Quello che voglio continuare a fare nei prossimi cinque anni è continuare nella mia carriera e portare le mie competenze più nel settore della sostenibilità, ma anche nell’uso etico della tecnologia, tema a me molto caro, in quanto, come abbiamo detto prima, la tecnologia non è neutra. 

Tecnologie come l’intelligenza artificiale per esempio richiedono il nostro impegno, perché si basano su dei dati storici, e se quei dati storici riflettono una società non inclusiva dobbiamo fare qualcosa.

Ad esempio se vengono utilizzate machine learning, artificial intelligence, per selezionare il personale, che si basano su curricula che nello storico l’ingegnere è sempre stato un uomo, la macchina avrà preferenza a selezionare un CV di un uomo, quindi c’è qualcosa che noi dobbiamo fare. 

Per quello che il mio invito alle donne che ci ascoltano è di investigare questi temi, perché c’è bisogno appunto di dire la nostra e di cambiare questo sistema in positivo, in modo che la tecnologia venga usata in modo positivo.

Tornando a me quindi tema della sostenibilità etica, ma farlo a livello di comunità, quindi non pensare solo a me, ma lavorare come gruppo. 

Ho creato tre anni fa questa community di italiani che lavorano in Inghilterra sulla digitalizzazione a 360°, quindi nella trasformazione digitale, mi piacerebbe che questa comunità crescesse sempre di più, e fosse da ponte tra quelle che sono le esperienze estere e il mercato attuale.

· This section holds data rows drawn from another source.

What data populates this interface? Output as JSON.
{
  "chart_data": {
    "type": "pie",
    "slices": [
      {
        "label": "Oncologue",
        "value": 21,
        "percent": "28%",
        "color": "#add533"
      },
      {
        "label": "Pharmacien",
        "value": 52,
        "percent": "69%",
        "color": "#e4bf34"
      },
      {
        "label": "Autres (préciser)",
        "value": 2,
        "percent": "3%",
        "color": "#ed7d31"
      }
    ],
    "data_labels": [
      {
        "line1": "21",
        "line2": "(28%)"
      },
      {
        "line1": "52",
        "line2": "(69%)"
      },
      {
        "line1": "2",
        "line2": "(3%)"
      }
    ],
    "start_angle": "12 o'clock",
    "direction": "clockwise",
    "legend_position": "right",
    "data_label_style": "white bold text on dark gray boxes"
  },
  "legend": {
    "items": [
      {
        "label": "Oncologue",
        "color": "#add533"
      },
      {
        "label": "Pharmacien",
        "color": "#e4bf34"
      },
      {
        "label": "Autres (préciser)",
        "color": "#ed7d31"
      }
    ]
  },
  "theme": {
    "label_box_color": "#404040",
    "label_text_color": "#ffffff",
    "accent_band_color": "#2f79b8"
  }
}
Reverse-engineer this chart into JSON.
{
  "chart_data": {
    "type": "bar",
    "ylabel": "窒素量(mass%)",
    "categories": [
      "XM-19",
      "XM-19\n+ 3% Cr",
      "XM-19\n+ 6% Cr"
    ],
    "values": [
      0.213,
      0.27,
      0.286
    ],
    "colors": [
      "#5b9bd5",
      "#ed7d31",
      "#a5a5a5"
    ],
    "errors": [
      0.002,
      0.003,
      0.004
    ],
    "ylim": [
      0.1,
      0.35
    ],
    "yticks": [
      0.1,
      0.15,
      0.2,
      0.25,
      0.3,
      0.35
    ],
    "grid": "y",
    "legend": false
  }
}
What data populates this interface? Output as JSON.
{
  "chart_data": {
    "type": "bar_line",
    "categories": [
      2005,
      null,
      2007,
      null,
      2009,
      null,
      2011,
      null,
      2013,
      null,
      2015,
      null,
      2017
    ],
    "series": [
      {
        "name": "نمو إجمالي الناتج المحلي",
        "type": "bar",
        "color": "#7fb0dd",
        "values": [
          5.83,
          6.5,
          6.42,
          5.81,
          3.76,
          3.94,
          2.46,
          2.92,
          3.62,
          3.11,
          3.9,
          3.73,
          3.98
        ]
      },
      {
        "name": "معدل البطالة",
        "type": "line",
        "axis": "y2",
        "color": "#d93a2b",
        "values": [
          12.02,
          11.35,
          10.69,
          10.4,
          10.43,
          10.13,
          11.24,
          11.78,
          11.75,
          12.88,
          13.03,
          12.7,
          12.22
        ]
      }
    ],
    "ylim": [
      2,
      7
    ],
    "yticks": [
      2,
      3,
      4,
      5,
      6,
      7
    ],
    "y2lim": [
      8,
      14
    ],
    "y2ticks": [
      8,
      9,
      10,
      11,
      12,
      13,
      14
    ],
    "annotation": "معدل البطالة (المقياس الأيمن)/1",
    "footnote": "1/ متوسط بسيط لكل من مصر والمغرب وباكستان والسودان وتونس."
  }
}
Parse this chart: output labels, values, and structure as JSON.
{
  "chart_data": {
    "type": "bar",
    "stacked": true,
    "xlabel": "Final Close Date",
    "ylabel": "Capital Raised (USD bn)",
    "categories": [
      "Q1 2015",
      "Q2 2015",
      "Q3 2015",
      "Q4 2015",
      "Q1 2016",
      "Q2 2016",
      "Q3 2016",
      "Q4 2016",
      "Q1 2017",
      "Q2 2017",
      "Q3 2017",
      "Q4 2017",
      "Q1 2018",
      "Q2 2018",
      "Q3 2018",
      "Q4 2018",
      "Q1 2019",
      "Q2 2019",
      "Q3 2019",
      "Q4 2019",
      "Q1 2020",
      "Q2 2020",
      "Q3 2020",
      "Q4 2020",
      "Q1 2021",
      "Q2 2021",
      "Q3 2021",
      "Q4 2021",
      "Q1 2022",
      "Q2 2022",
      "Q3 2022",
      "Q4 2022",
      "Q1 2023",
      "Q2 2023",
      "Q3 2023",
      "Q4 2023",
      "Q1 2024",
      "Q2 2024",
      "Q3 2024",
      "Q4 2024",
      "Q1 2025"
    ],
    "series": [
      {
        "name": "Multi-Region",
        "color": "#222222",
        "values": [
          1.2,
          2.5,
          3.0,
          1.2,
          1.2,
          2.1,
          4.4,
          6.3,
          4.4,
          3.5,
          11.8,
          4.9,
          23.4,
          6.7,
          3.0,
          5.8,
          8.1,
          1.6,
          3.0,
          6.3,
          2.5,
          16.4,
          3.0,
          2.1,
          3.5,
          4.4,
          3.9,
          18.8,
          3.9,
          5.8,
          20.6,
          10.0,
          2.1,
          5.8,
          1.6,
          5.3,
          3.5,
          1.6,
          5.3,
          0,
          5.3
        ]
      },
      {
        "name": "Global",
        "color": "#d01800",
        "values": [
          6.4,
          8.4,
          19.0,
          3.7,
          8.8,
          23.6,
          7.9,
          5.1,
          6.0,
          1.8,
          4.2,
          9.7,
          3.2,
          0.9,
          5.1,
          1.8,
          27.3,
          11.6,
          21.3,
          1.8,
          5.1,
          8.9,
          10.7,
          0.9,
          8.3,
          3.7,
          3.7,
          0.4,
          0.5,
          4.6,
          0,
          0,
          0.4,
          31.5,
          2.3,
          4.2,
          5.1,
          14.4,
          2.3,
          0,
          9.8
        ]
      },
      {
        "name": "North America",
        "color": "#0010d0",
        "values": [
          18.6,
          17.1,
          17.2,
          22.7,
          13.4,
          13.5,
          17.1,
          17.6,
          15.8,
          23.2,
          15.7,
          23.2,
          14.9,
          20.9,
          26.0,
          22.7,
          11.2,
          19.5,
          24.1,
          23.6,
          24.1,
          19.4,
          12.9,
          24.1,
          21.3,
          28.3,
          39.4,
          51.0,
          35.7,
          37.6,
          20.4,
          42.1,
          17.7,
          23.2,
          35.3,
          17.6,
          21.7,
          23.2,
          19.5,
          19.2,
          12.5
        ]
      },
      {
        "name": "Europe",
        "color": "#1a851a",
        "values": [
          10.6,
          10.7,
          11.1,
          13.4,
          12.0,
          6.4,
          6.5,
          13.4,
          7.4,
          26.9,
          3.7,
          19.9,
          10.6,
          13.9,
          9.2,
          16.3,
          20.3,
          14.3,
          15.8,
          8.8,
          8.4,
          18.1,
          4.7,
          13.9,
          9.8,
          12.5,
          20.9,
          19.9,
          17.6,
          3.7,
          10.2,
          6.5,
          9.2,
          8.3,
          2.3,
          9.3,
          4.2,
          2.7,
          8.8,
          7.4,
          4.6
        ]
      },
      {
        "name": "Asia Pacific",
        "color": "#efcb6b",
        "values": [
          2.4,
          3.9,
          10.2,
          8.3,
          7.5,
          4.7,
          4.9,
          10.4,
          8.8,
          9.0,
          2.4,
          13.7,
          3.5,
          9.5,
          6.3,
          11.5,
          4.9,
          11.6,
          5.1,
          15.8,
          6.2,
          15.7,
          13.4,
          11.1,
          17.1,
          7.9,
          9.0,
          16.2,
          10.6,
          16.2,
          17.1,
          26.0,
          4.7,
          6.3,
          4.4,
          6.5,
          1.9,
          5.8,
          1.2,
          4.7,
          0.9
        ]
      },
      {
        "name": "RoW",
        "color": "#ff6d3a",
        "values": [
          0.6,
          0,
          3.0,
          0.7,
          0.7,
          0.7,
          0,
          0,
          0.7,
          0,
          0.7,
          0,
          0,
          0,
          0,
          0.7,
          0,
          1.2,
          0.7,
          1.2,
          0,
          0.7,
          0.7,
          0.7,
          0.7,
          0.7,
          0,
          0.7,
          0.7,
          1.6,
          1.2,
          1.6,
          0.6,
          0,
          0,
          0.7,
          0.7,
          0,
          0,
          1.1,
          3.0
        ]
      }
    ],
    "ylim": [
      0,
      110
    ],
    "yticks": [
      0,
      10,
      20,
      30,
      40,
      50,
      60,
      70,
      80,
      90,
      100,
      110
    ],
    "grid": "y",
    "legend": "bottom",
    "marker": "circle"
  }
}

Vorrei continuare nella standardizzazione che attualmente sto portando avanti, quindi creare nuovi standard che possono aiutare il mercato nell’implementazione più strutturata del digitale. 

Tema fondamentale non è solo digitalizzare ma farlo anche in modo standardizzato, perché se tutti usano la digitalizzazione in modo differente parliamo tutti lingue diverse, quindi è importante prima standardizzare e dopo capire come digitalizzare o comunque farlo in concomitanza.